This should be pretty much read to go now, but I've got a six errors being raised in the doctests. They all seem to be due to lines 2912 and 3158 of classical.py which are identical

OM.setdefault(e, 0.0)

The error is

AttributeError: 'DiscreteProbabilitySpace' object has no attribute 'setdefault'

7c09a680-e216-4024-bb8e-9bfd4aa7f313 commented 14 years ago
comment:18

Replying to @rbeezer:

The error is

AttributeError: 'DiscreteProbabilitySpace' object has no attribute 'setdefault'

I took Sage 4.2 and successfully applied the attached two patches. The reference manual rebuilt successfully. Doctesting the whole Sage library didn't show up the error you reported.

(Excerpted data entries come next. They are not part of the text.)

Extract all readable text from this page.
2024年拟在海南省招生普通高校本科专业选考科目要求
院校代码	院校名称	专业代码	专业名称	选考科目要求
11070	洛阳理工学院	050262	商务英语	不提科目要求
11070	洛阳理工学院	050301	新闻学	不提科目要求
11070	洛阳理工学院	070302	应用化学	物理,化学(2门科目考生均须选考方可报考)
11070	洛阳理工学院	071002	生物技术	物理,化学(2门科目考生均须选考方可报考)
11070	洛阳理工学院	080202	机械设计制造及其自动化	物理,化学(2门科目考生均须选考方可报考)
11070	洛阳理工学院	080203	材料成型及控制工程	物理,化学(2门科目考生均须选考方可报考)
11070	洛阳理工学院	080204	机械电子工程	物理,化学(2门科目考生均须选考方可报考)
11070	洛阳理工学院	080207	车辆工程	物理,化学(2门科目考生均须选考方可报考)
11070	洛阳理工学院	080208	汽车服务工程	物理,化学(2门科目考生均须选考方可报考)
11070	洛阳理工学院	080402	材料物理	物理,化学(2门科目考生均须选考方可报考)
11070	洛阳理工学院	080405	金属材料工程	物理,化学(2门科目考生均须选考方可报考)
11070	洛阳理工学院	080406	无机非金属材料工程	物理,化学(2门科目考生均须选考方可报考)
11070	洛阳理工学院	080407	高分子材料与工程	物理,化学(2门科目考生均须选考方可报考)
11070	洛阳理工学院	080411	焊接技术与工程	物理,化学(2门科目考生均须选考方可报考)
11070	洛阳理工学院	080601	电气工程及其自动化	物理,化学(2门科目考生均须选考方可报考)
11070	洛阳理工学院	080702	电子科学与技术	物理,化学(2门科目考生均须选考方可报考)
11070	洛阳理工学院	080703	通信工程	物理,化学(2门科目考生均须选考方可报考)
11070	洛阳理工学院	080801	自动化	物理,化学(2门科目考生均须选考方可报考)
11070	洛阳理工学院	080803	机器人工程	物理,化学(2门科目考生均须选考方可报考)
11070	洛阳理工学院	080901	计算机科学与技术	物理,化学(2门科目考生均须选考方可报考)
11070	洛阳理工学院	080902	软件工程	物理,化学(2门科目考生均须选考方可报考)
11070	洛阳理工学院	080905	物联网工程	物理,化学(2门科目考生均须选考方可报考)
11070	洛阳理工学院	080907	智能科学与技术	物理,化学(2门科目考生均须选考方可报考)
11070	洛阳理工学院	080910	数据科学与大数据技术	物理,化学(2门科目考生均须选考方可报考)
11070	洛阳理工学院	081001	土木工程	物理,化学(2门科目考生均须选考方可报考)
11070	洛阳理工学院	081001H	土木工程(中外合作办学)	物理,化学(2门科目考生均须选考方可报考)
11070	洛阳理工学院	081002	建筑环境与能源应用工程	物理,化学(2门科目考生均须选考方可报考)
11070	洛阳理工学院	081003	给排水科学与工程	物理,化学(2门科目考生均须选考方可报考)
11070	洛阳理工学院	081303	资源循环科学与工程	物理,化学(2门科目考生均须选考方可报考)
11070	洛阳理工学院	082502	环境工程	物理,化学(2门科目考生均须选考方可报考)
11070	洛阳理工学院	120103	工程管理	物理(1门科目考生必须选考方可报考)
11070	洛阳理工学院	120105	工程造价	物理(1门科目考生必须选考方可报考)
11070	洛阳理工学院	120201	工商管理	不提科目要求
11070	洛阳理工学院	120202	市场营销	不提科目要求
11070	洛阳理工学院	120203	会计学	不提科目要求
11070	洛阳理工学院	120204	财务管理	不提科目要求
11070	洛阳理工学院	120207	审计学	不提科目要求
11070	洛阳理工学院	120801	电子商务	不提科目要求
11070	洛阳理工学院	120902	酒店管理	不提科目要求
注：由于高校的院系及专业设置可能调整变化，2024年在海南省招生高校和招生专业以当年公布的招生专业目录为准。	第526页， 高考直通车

Can you please try using Sage 4.2? Please tell me if I've misunderstood your comments.

1d7ec08f-60ae-4512-91a6-8324c06eab9f commented 14 years ago
comment:19

Alright, against 4.2 there are no doctest errors in sage/crypto, so this is done.

Positive review.

Release manager: apply two patches - first "affine" then "cryptanalysis."

1d7ec08f-60ae-4512-91a6-8324c06eab9f commented 14 years ago

Reviewer: Rob Beezer

mwhansen commented 14 years ago

Merged: sage-4.2.1.alpha0